What would you amputate?
I admit it. I am completely attached to my computer. For some people, it’s their Blackberry. For some it’s their cell. For me, it’s my laptop. My life is on that machine. I do not even know my daughter’s address. It lives on my laptop. (She does move a lot). My calendar, favorite quotes, sticky notes with ideas for my next blog post, links to every place I love to go, rotating family pix…everything is there. Yeah, I know a lot of people keep it all in some online venue, but that doesn’t work for me. Nothing is as completely customizable as the laptop of my life. It WORKS for me as a vital organ, maintaining body and soul.
But this week, my laptop was amputated. Somewhere in the process of poking through tons of links and RSS feeds in an idea-gathering session, I (oops- I mean my laptop) picked up a virus.
Now, I am a careful person. I close suspicious windows from the task bar so as not to “touch” them. I religiously run back-ups and virus scans. But this Halloween season, the guy with the sickle got me. He amputated my laptop. I hope to have it back in a few days and am already trying to compile a list of the things I will have to reinstall IF the wonderful fix-it man is unable to save it all.

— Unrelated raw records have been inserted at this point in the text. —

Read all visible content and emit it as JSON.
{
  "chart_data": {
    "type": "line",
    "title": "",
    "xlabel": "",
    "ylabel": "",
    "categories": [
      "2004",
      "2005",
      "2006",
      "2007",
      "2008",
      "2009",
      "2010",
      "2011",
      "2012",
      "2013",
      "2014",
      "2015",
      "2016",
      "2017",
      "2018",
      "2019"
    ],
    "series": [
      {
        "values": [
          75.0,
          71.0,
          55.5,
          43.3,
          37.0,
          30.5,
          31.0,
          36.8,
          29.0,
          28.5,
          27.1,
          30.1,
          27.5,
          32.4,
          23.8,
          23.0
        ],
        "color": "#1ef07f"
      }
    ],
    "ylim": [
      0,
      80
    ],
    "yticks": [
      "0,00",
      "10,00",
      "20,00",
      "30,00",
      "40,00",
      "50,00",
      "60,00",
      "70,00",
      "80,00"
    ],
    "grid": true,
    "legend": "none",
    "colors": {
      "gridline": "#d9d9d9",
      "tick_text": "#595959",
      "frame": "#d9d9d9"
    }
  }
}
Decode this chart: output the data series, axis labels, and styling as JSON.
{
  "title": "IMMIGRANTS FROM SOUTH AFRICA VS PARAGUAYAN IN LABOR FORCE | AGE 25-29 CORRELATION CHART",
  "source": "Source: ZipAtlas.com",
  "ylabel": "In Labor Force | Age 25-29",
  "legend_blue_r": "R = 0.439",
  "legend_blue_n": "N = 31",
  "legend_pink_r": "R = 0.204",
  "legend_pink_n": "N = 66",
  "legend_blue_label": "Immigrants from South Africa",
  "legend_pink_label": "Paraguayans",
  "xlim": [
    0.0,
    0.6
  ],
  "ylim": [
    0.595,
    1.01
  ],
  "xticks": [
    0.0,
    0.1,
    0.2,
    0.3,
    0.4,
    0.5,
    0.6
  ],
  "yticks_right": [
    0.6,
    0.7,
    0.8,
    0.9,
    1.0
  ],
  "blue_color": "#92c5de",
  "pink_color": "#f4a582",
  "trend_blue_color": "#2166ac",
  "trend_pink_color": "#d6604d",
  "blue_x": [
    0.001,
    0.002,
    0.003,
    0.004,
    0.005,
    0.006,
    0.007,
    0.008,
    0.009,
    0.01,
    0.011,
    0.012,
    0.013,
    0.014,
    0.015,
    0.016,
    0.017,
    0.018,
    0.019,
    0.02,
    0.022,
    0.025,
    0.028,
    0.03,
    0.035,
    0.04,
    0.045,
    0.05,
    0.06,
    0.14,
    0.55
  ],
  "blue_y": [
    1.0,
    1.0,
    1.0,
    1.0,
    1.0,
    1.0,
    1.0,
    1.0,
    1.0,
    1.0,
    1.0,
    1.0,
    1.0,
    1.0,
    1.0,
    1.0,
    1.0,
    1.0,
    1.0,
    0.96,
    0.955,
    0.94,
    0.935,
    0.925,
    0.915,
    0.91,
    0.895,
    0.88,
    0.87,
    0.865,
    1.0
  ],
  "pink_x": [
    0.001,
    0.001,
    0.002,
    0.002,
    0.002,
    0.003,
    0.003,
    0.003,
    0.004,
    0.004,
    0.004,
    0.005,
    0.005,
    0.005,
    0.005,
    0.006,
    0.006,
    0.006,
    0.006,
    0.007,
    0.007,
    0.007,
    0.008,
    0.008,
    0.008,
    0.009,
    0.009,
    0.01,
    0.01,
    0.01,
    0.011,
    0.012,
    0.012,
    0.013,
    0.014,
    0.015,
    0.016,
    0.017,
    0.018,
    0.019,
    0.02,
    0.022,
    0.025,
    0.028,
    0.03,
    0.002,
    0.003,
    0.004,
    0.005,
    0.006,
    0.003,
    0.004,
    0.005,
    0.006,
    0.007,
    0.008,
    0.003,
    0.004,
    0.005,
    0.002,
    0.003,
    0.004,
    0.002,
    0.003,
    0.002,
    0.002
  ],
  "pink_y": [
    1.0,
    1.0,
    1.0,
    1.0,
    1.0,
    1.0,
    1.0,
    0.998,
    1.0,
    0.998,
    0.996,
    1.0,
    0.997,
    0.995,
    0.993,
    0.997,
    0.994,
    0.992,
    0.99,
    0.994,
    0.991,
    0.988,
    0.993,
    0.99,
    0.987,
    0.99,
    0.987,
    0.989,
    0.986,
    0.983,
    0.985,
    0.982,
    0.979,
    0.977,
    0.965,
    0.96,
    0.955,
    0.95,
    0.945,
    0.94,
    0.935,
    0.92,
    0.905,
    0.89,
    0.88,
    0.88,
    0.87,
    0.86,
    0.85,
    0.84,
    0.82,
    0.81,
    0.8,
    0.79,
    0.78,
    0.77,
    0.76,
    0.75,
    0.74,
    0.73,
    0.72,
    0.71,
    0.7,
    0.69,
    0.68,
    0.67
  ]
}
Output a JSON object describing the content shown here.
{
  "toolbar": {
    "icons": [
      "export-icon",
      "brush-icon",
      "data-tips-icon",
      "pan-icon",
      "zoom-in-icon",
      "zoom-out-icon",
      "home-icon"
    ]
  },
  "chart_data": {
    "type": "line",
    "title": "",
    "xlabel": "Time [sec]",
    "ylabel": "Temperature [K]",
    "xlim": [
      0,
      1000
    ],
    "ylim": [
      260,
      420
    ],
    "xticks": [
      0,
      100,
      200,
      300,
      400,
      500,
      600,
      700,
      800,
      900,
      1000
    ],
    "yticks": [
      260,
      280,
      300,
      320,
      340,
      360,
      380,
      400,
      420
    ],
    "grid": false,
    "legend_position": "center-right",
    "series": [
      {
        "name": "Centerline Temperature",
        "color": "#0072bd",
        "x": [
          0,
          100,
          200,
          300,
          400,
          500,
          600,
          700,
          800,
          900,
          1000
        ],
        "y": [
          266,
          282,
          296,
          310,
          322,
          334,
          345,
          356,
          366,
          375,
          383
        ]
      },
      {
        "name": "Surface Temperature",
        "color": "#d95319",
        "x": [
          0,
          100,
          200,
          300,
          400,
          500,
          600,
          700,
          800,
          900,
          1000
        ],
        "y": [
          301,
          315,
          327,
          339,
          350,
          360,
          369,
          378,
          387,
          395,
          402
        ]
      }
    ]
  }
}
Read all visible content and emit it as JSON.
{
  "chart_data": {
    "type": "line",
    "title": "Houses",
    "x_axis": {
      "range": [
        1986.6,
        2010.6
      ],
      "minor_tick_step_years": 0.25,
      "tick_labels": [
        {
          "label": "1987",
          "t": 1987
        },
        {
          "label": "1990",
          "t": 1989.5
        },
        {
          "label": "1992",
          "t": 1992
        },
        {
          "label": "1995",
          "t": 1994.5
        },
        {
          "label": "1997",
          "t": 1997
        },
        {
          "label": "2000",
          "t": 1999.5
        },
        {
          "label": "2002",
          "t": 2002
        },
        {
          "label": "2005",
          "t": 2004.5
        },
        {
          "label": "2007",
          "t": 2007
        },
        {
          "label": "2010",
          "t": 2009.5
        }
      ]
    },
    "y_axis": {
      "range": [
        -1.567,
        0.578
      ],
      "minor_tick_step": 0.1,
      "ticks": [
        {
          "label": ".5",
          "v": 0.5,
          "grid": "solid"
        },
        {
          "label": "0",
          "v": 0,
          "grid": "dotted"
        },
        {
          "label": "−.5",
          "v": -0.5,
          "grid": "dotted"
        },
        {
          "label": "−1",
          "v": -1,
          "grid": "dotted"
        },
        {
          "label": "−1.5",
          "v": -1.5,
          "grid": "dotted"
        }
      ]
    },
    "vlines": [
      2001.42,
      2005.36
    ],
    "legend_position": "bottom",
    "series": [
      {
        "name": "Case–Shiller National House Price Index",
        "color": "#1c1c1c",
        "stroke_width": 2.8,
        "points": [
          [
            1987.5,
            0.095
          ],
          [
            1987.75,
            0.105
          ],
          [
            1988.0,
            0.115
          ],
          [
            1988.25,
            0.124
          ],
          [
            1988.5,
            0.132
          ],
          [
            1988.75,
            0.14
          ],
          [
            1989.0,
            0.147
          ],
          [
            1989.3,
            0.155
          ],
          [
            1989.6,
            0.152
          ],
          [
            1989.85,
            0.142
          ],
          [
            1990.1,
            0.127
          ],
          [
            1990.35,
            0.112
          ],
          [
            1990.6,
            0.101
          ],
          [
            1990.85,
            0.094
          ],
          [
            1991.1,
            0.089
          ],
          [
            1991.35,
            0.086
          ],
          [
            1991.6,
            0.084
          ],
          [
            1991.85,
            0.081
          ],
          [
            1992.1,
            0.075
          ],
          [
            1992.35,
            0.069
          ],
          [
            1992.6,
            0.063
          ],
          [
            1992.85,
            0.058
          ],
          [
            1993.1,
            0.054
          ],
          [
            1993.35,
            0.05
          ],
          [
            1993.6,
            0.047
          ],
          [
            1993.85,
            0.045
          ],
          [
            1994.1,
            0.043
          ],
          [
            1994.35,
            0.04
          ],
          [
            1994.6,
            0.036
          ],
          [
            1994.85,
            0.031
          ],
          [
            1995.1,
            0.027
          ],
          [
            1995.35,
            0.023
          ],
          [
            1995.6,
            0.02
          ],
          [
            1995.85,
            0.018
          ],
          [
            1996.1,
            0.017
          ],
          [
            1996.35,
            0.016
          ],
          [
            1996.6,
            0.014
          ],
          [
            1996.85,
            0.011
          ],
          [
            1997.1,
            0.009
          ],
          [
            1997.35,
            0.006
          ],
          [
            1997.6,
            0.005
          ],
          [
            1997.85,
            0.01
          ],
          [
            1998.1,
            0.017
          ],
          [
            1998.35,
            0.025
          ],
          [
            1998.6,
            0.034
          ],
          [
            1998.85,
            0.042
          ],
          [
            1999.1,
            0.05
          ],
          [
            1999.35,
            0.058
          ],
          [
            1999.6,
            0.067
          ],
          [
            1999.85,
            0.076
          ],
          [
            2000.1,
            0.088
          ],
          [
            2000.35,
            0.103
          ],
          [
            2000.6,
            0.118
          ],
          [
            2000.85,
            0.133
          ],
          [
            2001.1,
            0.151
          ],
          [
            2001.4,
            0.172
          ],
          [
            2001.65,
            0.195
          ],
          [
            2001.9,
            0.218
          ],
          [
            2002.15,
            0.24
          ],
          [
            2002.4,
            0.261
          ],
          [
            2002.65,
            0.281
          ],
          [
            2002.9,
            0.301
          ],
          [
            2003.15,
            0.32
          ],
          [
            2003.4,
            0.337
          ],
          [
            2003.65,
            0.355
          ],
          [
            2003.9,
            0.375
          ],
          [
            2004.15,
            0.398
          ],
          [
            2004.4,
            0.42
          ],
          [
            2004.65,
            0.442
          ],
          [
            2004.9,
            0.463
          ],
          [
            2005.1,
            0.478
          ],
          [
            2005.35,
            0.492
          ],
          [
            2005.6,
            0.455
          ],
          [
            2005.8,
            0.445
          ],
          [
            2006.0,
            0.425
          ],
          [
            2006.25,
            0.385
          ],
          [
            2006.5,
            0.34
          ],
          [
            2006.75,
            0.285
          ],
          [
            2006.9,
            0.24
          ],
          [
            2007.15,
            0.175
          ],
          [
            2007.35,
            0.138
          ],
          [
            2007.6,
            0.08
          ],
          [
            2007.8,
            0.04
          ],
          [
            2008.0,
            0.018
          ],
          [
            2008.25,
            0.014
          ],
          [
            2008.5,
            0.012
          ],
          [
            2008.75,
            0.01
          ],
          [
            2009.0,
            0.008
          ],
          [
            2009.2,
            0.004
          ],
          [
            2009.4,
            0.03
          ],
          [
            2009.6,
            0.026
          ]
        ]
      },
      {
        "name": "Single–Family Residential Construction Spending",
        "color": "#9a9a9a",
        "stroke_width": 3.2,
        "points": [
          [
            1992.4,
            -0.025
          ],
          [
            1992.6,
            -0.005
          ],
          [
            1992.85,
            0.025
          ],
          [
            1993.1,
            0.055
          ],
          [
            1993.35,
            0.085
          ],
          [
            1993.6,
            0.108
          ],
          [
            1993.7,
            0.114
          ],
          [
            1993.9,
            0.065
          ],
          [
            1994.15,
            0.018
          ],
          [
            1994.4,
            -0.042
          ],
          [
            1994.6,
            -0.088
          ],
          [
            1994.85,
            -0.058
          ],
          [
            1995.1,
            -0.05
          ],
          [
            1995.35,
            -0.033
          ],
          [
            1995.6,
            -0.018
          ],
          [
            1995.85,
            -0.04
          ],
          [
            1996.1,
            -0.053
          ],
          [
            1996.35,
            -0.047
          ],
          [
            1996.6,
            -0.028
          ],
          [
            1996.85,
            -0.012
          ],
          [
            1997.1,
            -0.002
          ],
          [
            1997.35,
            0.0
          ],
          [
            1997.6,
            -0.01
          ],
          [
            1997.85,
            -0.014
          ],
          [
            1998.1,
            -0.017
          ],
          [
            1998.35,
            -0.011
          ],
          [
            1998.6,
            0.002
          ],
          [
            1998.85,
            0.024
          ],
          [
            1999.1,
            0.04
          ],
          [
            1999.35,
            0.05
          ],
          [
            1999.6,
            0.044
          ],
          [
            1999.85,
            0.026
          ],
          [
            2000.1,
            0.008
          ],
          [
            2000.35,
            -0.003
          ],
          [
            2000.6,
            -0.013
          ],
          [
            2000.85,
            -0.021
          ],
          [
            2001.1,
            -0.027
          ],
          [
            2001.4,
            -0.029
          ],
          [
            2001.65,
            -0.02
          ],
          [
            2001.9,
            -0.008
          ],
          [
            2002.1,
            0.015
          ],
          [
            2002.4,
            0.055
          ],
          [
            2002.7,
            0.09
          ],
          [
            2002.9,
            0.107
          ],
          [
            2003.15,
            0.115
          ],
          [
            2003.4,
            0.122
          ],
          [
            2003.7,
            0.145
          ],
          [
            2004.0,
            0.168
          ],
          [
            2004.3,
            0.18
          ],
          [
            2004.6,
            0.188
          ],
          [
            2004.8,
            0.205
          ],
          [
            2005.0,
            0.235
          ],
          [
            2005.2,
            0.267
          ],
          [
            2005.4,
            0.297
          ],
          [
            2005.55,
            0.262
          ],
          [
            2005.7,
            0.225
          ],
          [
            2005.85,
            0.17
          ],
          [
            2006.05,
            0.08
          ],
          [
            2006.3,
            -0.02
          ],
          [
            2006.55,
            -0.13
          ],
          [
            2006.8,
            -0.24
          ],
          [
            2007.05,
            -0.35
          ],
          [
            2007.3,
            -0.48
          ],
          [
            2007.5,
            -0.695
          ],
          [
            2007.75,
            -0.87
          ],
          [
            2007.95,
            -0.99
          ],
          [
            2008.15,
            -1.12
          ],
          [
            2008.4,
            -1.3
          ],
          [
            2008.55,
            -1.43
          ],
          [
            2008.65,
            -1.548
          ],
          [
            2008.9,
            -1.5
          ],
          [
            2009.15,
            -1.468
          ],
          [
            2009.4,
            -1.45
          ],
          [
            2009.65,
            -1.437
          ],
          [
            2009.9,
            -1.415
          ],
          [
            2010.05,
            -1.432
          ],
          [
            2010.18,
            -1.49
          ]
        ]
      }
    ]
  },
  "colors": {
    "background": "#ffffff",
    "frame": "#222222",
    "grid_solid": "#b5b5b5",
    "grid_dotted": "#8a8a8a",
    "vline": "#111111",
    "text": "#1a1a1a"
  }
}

In the process, I ask myself, “If you had to amputate one gadget from your life, what would you amputate?” Or, flipping it around, “Loss of what one gadget would make you feel permanently disabled?”
Cell phone? Car? DVR? Microwave? Digcam? (No fair nominating your alarm clock).
The corollary is that my Internet connection is nearly as vital. But even when Comcast dumps me for no apparent reason, my laptop is still there with me, allowing me to collect ideas in a sort of IV pouch until I can infuse them back into full circulation on the web. But without the laptop, the ideas drain onto the floor, causing massive blood loss from the site of the amputation.
So think of me and send me your technology tourniquets to stop the bleeding as I try to “live” on a borrowed laptop for a few days. And help me hope that I will not be forced into a complete transplant and risk rejecting the laptop if it is reimplanted without its familiar contents.
PS Don’t worry, I won’t email you. I don’t know your email address.